The theme for this year’s World Mental Health Day, hosted by The World Federation of Mental Health, is ‘Dignity in Mental Health.’ According to Chief Executive of the Mental Welfare Commission Colin McKay: “dignity in mental health care is about having rights respected; getting the help you need and being able to influence your care and treatment.”
The Mental Welfare Commission claims that one in four people in the UK suffer from mental ill health however only about a quarter of people receive ongoing treatment. The majority of people deal with mental health issues on their own, without seeking help or information. They are dependent on the informal support of family, friends or colleagues.
Independent Citizen Advocacy
Citizen Advocacy enables those with mental health problems to get the help and support they need while having their rights respected.
Our Citizen Advocates take time out of their busy lives to voluntarily support people with mental health issues and/or learning disabilities, who may not otherwise be able to put forward their own interests. This could range from asking for small things at home to speaking up in formal meetings, including statutory proceedings like mental health tribunals.
Advocates can also be someone to turn to for moral support. For many people their Citizen Advocate is the only person not paid to be in their life. Here, the impact of simply having a friend cannot be overstated.

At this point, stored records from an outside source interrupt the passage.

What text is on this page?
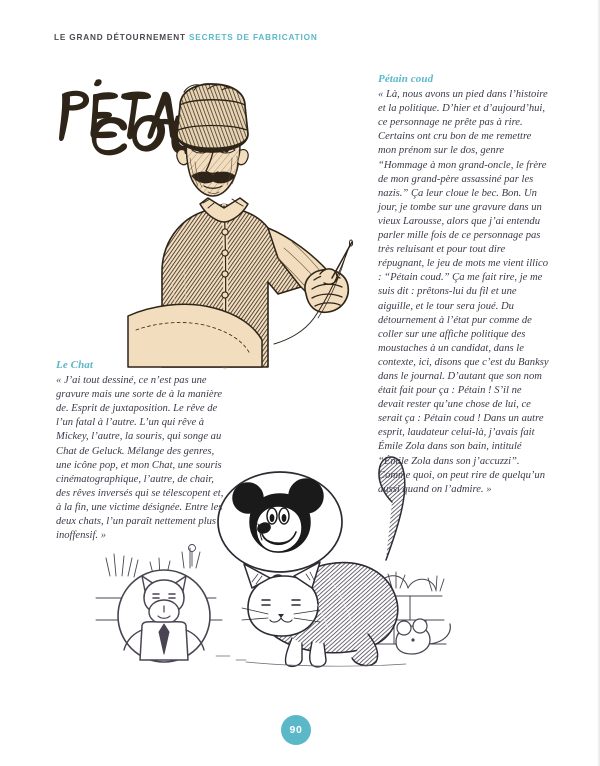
LE GRAND DÉTOURNEMENT SECRETS DE FABRICATION
Pétain coud

« Là, nous avons un pied dans l’histoire et la politique. D’hier et d’aujourd’hui, ce personnage ne prête pas à rire. Certains ont cru bon de me remettre mon prénom sur le dos, genre “Hommage à mon grand-oncle, le frère de mon grand-père assassiné par les nazis.” Ça leur cloue le bec. Bon. Un jour, je tombe sur une gravure dans un vieux Larousse, alors que j’ai entendu parler mille fois de ce personnage pas très reluisant et pour tout dire répugnant, le jeu de mots me vient illico : “Pétain coud.” Ça me fait rire, je me suis dit : prêtons-lui du fil et une aiguille, et le tour sera joué. Du détournement à l’état pur comme de coller sur une affiche politique des moustaches à un candidat, dans le contexte, ici, disons que c’est du Banksy dans le journal. D’autant que son nom était fait pour ça : Pétain ! S’il ne devait rester qu’une chose de lui, ce serait ça : Pétain coud ! Dans un autre esprit, laudateur celui-là, j’avais fait Émile Zola dans son bain, intitulé “Émile Zola dans son j’accuzzi”. Comme quoi, on peut rire de quelqu’un aussi quand on l’admire. »

Le Chat

« J’ai tout dessiné, ce n’est pas une gravure mais une sorte de à la manière de. Esprit de juxtaposition. Le rêve de l’un fatal à l’autre. L’un qui rêve à Mickey, l’autre, la souris, qui songe au Chat de Geluck. Mélange des genres, une icône pop, et mon Chat, une souris cinématographique, l’autre, de chair, des rêves inversés qui se télescopent et, à la fin, une victime désignée. Entre les deux chats, l’un paraît nettement plus inoffensif. »

90
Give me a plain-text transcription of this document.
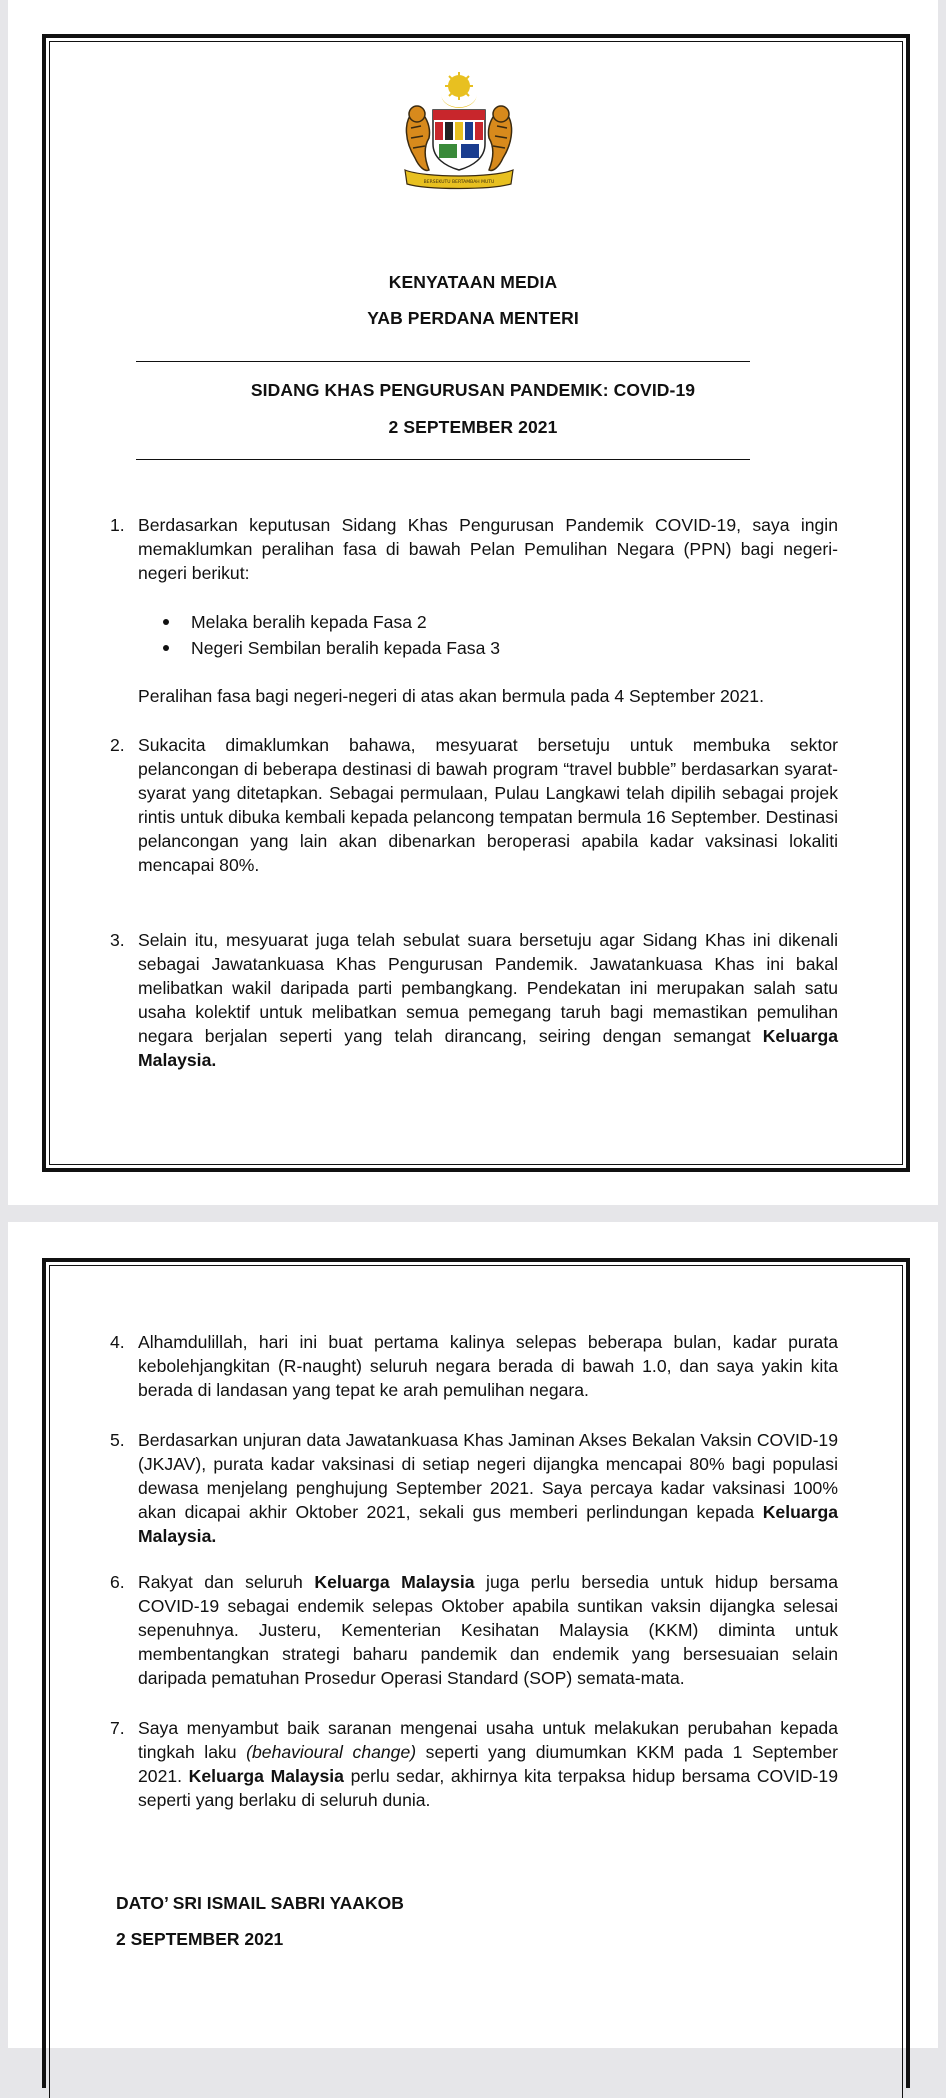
BERSEKUTU BERTAMBAH MUTU
KENYATAAN MEDIA
YAB PERDANA MENTERI
SIDANG KHAS PENGURUSAN PANDEMIK: COVID-19
2 SEPTEMBER 2021
1. Berdasarkan keputusan Sidang Khas Pengurusan Pandemik COVID-19, saya ingin memaklumkan peralihan fasa di bawah Pelan Pemulihan Negara (PPN) bagi negeri-negeri berikut:
Melaka beralih kepada Fasa 2
Negeri Sembilan beralih kepada Fasa 3
Peralihan fasa bagi negeri-negeri di atas akan bermula pada 4 September 2021.
2. Sukacita dimaklumkan bahawa, mesyuarat bersetuju untuk membuka sektor pelancongan di beberapa destinasi di bawah program “travel bubble” berdasarkan syarat-syarat yang ditetapkan. Sebagai permulaan, Pulau Langkawi telah dipilih sebagai projek rintis untuk dibuka kembali kepada pelancong tempatan bermula 16 September. Destinasi pelancongan yang lain akan dibenarkan beroperasi apabila kadar vaksinasi lokaliti mencapai 80%.
3. Selain itu, mesyuarat juga telah sebulat suara bersetuju agar Sidang Khas ini dikenali sebagai Jawatankuasa Khas Pengurusan Pandemik. Jawatankuasa Khas ini bakal melibatkan wakil daripada parti pembangkang. Pendekatan ini merupakan salah satu usaha kolektif untuk melibatkan semua pemegang taruh bagi memastikan pemulihan negara berjalan seperti yang telah dirancang, seiring dengan semangat Keluarga Malaysia.
4. Alhamdulillah, hari ini buat pertama kalinya selepas beberapa bulan, kadar purata kebolehjangkitan (R-naught) seluruh negara berada di bawah 1.0, dan saya yakin kita berada di landasan yang tepat ke arah pemulihan negara.
5. Berdasarkan unjuran data Jawatankuasa Khas Jaminan Akses Bekalan Vaksin COVID-19 (JKJAV), purata kadar vaksinasi di setiap negeri dijangka mencapai 80% bagi populasi dewasa menjelang penghujung September 2021. Saya percaya kadar vaksinasi 100% akan dicapai akhir Oktober 2021, sekali gus memberi perlindungan kepada Keluarga Malaysia.
6. Rakyat dan seluruh Keluarga Malaysia juga perlu bersedia untuk hidup bersama COVID-19 sebagai endemik selepas Oktober apabila suntikan vaksin dijangka selesai sepenuhnya. Justeru, Kementerian Kesihatan Malaysia (KKM) diminta untuk membentangkan strategi baharu pandemik dan endemik yang bersesuaian selain daripada pematuhan Prosedur Operasi Standard (SOP) semata-mata.
7. Saya menyambut baik saranan mengenai usaha untuk melakukan perubahan kepada tingkah laku (behavioural change) seperti yang diumumkan KKM pada 1 September 2021. Keluarga Malaysia perlu sedar, akhirnya kita terpaksa hidup bersama COVID-19 seperti yang berlaku di seluruh dunia.
DATO’ SRI ISMAIL SABRI YAAKOB
2 SEPTEMBER 2021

Happily, The Mental Health (Care and Treatment) (Scotland) Act 2003 recognises the importance of independent advocacy, such as Citizen Advocacy, in supporting people to “have their own voice heard in decisions made about their health and wellbeing”. This means that anyone with a mental illness, a personality disorder or a learning disability has a legal right of access to independent advocacy and regain any dignity they may have lost.